A 40% lower risk of dying from cancer! Those who walked to work got some benefit too; a 27% lower risk of heart disease. But their risk of dying from all causes or from cancer was the same as those who drove or took public transport. The authors suggest their findings show what actions should be taken:
Initiatives to encourage and support active commuting could reduce risk of death and the burden of important chronic conditions.
These are impressive findings and were eagerly lapped up by both social media and mainstream media, who saw a direct causal link between cycling and good health. The New Daily headlined its report, Cycling to work cuts risks of cancers: study. BBC News was equally direct, proclaiming Cycling to work can cut cancer and heart disease, says study; The Australian asserted Cycling to work cuts risk of cancer; and Australia’s Bicycle Network reported the news under the headline, Bikes steer you clear of early grave.
The accompanying editorial in the same issue of the British Medical Journal forthrightly claimed Active commuting is beneficial for health.
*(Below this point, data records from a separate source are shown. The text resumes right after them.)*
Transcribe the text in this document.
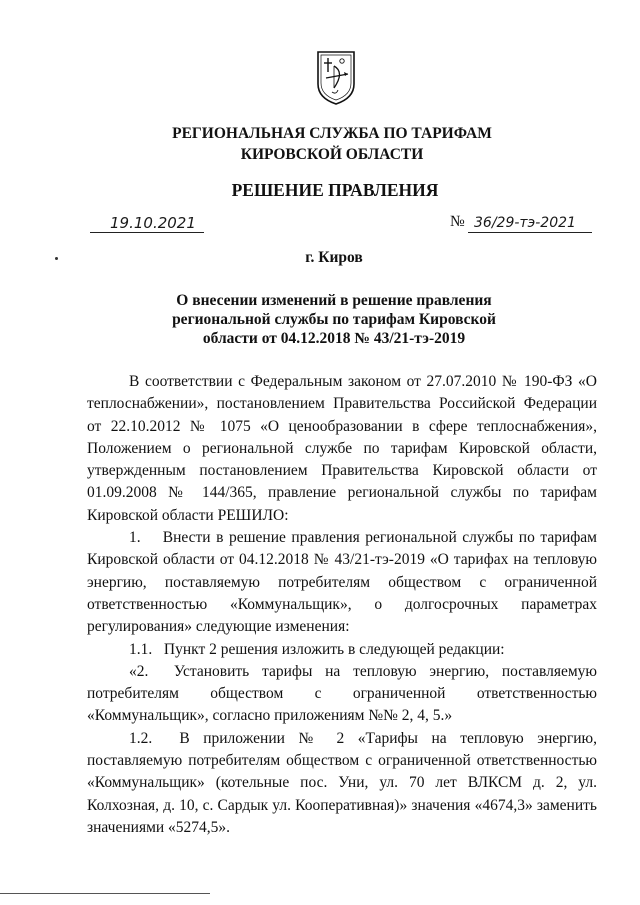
РЕГИОНАЛЬНАЯ СЛУЖБА ПО ТАРИФАМ
КИРОВСКОЙ ОБЛАСТИ
РЕШЕНИЕ ПРАВЛЕНИЯ
19.10.2021	№ 36/29-тэ-2021
г. Киров
О внесении изменений в решение правления
региональной службы по тарифам Кировской
области от 04.12.2018 № 43/21-тэ-2019

В соответствии с Федеральным законом от 27.07.2010 № 190-ФЗ «О теплоснабжении», постановлением Правительства Российской Федерации от 22.10.2012 № 1075 «О ценообразовании в сфере теплоснабжения», Положением о региональной службе по тарифам Кировской области, утвержденным постановлением Правительства Кировской области от 01.09.2008 № 144/365, правление региональной службы по тарифам Кировской области РЕШИЛО:

1.    Внести в решение правления региональной службы по тарифам Кировской области от 04.12.2018 № 43/21-тэ-2019 «О тарифах на тепловую энергию, поставляемую потребителям обществом с ограниченной ответственностью «Коммунальщик», о долгосрочных параметрах регулирования» следующие изменения:

1.1.   Пункт 2 решения изложить в следующей редакции:

«2.  Установить тарифы на тепловую энергию, поставляемую потребителям обществом с ограниченной ответственностью «Коммунальщик», согласно приложениям №№ 2, 4, 5.»

1.2.  В приложении № 2 «Тарифы на тепловую энергию, поставляемую потребителям обществом с ограниченной ответственностью «Коммунальщик» (котельные пос. Уни, ул. 70 лет ВЛКСМ д. 2, ул. Колхозная, д. 10, с. Сардык ул. Кооперативная)» значения «4674,3» заменить значениями «5274,5».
The researchers also published a widely-read summary article in The Conversation on 20 April, under the heading, Cycling to work: major new study suggests health benefits are staggering.
It all sounds fantastic so it’s no wonder the significance of the findings was taken at face value. But the research doesn’t establish causality, as pointed out by several writers to the British Medical Journal. Professor David Colquhoun from University College London wrote:
It worries me that, although the paper has the usual token nod to the problem of causality, it’s written entirely as though it demonstrates that biking to work has all sorts of benefits. The related editorial is even more cavalier: the title “Active commuting is beneficial for health” is a direct statement of causality. In particular, the paper doesn’t discuss at all the possibility of reverse causality… Of course I’m 100 percent in favour of people walking or biking to work. It would make the streets a lot more pleasant for everyone. But it isn’t good when evangelism replaces science. Causality really matters.
Causality does indeed matter. While I don’t doubt regular cycling to work is good for your health at the individual level if you don’t otherwise get adequate exercise, I think there might be a simpler explanation for much of the difference identified by the researchers. They looked at potential health and socio-demographic confounders, but there will always be unobserved differences between the two groups.
An alternative explanation is that the 3% of workers in England and Wales who currently cycle for the journey to work are different in a number of ways – including in terms of their health prospects – from the 67% who commute to work by private vehicle and the 18% who take public transport. The researchers note that 90% of cyclists in the sample met current physical activity guidelines compared to only 51% of motorists. None of this should be surprising; it’s hardly news that the current tiny cohort of on-road cyclists in Australia is quite different from the great majority who use other modes e.g. they’re less risk averse.
The implication is that if cyclists made up a much larger proportion of the journey to work population, the differences with respect to other commuters in terms of health outcomes would be smaller e.g. the next 3% of (prospective) cycling commuters might not cycle as intensively as the first. We already know the average commuter cyclist in high-cycling countries is closer in profile to the average citizen than their counterparts in the UK or Australia. It’s interesting to note that notwithstanding the authors’ claim that cycling commuters in their sample have a 40% lower risk of dying from cancer, Denmark and The Netherlands have notably higher cancer rates than the UK.
The researchers hypothesise that the lower health benefits from walking to work compared to riding reflect the higher exercise intensity of cycling. That seems plausible, but it’s not the only possible explanation. It might be that it’s mainly a function of the larger population of walkers i.e. 11% of workers in England and Wales commute to work on foot compared to 3% by bicycle.
If cycling to work is your main form of exercise, it’s likely it’s good for you. If you’re among the very small proportion of Australians who cycle to work, it’s likely your health prospects are much better than those who drive; but it’s due to a number of your attributes and would probably hold in large part even if you didn’t commute by bike.